Honestly, I've always felt more fortunate that some companies are good enough to do things like this. As I mentioned earlier, I signed up for DynDNS back around 2000 when they actually were promising one-time payments for lifetime DNS hosting. I personally consider the fact that I still have seven domains with them and haven't given them a cent in over 15 years to be a privilege, not a right.

Quote:
I think the key point is that all Member accounts received far more value than anyone anticipated 10-15 years ago when they made the purchase. You have been able to use many enhancements to a Member account (such as two factor authentication and many other features) which were not available originally
That's also a really good point.... Even IF FastMail had promised an account for life, they never made any promises about delivering new functionality to those accounts. Maybe FastMail should have left all of the "Member" accounts back in the relative bronze age of e-mail technology

Quote:
I can't understand why anyone thinks they are getting a raw deal here, when many of them received email service for less than US $1.50 per year.
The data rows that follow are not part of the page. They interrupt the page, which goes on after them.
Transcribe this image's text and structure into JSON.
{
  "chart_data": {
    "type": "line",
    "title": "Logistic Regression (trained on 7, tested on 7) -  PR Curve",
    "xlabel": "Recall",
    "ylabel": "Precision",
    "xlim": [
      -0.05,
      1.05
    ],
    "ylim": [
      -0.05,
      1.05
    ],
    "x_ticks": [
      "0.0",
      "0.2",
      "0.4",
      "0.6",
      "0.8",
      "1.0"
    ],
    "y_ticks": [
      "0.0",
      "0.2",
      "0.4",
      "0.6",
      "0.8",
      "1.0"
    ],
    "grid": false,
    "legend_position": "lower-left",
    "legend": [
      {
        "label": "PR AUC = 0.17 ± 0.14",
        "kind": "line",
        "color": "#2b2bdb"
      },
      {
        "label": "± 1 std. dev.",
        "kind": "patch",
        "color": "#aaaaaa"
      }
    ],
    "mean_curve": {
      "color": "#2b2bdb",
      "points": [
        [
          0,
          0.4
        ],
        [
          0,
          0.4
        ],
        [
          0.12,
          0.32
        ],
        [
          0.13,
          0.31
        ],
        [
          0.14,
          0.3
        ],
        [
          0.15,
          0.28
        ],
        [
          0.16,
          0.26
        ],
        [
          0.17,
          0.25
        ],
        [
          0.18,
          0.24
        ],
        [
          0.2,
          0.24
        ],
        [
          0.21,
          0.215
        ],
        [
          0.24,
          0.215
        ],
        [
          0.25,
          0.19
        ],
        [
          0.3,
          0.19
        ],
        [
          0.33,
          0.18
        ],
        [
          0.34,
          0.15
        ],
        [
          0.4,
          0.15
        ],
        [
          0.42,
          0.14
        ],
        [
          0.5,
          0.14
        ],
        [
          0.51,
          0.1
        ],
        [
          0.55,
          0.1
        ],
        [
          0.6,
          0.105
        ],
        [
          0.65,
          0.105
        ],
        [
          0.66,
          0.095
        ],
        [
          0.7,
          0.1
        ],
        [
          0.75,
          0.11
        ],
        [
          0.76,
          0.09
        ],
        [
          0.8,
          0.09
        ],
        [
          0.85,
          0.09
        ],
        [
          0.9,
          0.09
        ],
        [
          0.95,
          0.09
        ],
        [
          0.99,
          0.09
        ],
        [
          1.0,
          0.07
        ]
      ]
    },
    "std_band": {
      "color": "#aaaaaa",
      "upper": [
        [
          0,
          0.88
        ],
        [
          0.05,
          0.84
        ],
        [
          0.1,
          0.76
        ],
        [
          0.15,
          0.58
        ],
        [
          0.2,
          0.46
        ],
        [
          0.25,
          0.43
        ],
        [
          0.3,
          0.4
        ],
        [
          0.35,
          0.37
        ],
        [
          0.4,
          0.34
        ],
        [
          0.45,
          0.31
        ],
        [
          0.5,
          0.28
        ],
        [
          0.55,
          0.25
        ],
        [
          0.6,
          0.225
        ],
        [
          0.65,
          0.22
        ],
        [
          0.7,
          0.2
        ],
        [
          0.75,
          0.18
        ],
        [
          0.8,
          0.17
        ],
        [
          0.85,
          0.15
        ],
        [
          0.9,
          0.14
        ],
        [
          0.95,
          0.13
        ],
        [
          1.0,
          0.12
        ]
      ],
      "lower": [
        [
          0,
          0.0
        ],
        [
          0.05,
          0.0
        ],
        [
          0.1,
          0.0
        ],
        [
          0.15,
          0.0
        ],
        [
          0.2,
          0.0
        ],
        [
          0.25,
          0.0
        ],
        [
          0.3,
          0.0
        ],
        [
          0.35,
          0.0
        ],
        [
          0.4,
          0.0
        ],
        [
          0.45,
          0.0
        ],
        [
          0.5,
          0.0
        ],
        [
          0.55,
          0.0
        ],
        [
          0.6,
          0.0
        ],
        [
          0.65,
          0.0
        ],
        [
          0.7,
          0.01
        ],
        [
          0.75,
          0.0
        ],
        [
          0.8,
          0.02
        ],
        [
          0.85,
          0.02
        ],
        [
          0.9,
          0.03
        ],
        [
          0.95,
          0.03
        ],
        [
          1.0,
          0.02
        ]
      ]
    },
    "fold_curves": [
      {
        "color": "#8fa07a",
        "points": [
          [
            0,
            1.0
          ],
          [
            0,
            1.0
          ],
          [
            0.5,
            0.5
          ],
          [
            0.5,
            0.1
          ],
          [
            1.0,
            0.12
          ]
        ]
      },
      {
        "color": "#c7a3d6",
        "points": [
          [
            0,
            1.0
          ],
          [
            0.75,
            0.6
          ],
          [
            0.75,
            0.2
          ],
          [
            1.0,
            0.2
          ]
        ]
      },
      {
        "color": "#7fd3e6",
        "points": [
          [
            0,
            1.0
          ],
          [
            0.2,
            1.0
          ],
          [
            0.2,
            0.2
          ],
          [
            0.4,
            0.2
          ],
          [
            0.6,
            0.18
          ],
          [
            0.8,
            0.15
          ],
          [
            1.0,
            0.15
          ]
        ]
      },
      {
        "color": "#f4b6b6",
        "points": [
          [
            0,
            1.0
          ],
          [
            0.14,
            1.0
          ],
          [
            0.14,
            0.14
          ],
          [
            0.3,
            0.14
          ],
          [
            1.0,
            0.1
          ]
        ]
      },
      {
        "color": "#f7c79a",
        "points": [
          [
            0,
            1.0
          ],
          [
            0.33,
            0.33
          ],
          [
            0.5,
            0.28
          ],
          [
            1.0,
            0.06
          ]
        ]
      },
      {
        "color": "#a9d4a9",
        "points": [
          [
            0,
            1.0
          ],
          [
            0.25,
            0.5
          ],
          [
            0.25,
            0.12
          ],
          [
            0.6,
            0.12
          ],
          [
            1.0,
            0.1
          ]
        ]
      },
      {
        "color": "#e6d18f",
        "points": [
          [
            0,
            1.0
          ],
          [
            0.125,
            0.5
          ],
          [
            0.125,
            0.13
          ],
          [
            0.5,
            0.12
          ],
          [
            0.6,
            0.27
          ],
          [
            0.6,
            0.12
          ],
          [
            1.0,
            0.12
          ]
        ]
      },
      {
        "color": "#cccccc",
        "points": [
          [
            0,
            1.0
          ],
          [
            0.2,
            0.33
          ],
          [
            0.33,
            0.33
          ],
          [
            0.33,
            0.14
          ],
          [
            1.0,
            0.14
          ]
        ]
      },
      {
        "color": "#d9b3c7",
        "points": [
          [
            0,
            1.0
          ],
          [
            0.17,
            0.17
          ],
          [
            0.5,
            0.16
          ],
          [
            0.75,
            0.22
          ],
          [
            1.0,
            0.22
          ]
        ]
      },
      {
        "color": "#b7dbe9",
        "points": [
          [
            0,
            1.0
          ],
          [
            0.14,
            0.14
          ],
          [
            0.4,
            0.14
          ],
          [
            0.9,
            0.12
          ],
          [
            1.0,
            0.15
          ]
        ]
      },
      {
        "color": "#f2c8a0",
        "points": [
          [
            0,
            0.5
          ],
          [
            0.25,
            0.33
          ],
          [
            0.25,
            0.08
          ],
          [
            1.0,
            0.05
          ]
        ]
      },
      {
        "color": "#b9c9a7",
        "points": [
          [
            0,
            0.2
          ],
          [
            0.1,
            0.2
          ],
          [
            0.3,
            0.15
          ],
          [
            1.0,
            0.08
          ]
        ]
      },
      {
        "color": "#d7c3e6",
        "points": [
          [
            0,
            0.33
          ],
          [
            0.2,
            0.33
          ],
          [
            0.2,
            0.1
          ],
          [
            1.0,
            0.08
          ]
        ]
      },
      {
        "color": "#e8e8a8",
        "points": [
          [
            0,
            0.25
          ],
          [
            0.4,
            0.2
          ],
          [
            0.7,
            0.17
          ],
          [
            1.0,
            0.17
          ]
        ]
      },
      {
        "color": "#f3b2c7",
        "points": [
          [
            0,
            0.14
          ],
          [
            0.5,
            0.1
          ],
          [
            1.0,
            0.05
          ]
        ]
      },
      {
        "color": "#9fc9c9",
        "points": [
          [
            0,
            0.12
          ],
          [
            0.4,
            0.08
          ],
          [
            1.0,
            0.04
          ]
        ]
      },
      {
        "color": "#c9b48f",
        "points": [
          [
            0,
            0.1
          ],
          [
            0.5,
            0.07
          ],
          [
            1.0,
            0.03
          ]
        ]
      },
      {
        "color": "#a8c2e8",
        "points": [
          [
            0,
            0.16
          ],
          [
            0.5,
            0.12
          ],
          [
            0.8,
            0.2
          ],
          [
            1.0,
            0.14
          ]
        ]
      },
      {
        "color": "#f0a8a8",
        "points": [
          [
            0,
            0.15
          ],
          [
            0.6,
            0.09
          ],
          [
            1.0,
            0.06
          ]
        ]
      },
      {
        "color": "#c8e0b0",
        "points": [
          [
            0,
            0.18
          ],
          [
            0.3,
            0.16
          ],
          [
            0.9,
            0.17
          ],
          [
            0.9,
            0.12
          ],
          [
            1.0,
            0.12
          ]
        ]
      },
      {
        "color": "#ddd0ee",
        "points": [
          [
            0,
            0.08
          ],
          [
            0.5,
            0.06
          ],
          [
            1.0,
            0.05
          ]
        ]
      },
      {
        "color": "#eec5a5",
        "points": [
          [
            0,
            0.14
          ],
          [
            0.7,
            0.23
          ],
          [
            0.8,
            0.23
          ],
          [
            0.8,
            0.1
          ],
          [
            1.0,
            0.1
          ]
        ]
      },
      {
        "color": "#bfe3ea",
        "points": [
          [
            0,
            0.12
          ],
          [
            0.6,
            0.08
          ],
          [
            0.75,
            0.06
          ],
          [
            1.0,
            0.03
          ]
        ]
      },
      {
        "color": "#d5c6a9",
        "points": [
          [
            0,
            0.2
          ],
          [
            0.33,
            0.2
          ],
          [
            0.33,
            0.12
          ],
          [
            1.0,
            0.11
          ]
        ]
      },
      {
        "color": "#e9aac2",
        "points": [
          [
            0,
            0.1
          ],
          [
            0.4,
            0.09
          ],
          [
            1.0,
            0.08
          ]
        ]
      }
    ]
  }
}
Sadly, in a world of Gmail and Hotmail et al, too many people think anything more than free is too much to pay, but I've always felt that to be ridiculous. Even in today's world where there's an article out every other week about the demise of e-mail, for most people e-mail is still a critically important tool for communications. I don't think most people would honestly expect to have telephone service or postal mail for free, yet they're not willing to shell out even a few bucks a month for e-mail (let's face it, even FastMail's new paid accounts start at $2.50/month).